Your Hotel Isn't on the Map Anymore

I use AI every single day. I prompt it for recommendations, research, comparisons — the full range. And somehow, until recently, I completely missed something that should have been obvious to me: AI doesn't find hotels the way Google does. It doesn't crawl. It doesn't rank. It retrieves —, and if your property hasn't been built into what it retrieves, you simply don't exist.

Watercolour painting of a hotel entrance at dusk with an unmarked map in the foreground.

That realisation hit harder because of who I am. I consult on AI in hospitality. I live in this space. And I still overlooked it. Which tells me something important about where most hotel operators in Kigali, Nairobi, Lagos — across the continent — are right now.

The last decade trained hospitality businesses to think about SEO. Keywords. Backlinks. Google rankings. That game made sense, and a lot of brands got good at it. But the traveller's first move is changing. More people are opening ChatGPT, Claude, or Gemini and typing "best boutique hotel in Kigali for a business trip" — and getting a direct answer. No search results page. No scrolling. Just a recommendation.

If your hotel isn't part of what those models surface, you aren't in the conversation. Not ranked lower. Not on page two. Just absent.

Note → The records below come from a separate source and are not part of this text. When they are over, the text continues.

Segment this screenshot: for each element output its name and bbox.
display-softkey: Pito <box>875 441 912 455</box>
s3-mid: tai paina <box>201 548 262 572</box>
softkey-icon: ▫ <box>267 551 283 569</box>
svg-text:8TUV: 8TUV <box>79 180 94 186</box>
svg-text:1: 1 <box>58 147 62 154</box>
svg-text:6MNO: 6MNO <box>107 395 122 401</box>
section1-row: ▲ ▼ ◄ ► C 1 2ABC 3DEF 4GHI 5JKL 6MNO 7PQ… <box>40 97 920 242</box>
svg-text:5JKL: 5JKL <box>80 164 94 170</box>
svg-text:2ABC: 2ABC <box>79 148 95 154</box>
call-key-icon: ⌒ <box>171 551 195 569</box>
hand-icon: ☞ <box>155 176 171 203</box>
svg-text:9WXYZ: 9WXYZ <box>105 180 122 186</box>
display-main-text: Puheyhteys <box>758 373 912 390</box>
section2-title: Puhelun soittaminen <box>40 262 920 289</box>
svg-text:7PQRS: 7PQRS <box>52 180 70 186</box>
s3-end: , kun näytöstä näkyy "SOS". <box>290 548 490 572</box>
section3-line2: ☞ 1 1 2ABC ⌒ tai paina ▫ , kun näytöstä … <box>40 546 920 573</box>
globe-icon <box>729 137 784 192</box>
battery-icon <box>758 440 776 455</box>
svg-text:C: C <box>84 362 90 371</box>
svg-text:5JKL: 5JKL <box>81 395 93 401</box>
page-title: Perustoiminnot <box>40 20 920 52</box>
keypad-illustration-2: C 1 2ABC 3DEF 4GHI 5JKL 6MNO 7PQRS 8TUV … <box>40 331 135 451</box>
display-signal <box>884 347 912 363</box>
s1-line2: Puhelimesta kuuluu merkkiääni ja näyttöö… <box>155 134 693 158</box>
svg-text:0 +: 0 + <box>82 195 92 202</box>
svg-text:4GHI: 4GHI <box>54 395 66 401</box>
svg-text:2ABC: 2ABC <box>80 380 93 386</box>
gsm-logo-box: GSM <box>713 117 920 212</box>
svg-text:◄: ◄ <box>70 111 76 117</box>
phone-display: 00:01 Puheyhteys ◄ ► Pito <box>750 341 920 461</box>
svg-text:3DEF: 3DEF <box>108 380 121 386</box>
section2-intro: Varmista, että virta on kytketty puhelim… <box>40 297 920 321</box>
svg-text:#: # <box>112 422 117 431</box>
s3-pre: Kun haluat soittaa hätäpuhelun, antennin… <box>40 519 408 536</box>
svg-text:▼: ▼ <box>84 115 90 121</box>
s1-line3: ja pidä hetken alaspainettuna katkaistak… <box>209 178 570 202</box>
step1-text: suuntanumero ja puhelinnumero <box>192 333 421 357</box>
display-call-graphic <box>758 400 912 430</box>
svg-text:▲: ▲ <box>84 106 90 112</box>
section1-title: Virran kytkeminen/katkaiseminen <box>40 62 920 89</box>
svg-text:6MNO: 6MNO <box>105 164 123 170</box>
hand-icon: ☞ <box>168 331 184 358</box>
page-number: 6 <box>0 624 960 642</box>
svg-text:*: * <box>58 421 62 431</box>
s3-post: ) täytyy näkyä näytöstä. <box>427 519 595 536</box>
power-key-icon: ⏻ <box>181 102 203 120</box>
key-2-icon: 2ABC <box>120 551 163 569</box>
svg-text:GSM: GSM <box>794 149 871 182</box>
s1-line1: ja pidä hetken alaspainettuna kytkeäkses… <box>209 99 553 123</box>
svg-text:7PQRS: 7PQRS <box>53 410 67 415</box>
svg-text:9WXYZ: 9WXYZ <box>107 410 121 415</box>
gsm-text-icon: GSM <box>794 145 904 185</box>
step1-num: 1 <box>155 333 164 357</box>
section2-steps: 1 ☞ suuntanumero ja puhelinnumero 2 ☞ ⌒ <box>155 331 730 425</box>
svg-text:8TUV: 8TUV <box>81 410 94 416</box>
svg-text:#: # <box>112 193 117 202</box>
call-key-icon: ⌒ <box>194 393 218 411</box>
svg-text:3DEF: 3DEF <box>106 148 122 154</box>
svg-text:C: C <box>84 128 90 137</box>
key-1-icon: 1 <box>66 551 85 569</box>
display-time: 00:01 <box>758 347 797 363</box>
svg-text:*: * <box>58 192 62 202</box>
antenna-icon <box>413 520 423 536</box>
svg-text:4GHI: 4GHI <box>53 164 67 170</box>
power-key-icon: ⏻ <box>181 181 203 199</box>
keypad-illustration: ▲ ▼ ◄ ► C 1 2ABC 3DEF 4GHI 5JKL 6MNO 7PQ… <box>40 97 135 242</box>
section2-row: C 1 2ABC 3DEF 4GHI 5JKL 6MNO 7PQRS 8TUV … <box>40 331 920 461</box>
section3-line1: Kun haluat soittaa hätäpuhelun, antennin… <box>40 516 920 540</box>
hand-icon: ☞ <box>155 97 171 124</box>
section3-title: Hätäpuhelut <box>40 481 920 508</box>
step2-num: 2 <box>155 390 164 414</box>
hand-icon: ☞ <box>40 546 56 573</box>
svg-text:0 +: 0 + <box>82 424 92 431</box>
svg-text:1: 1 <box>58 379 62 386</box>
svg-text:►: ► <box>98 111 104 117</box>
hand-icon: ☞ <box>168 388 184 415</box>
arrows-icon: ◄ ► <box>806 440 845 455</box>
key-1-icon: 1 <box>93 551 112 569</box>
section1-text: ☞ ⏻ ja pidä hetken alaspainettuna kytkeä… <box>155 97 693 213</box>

The brands that will figure this out first — the ones that optimise their content, their descriptions, their digital presence for how AI reads and retrieves information — will have a window that won't stay open long. In markets like East Africa, where the competition hasn't caught on yet, that window is wider than anywhere else in the world right now.

I missed this. Most people building and running hotels here have too.

The question worth sitting with is: what does it actually take to show up?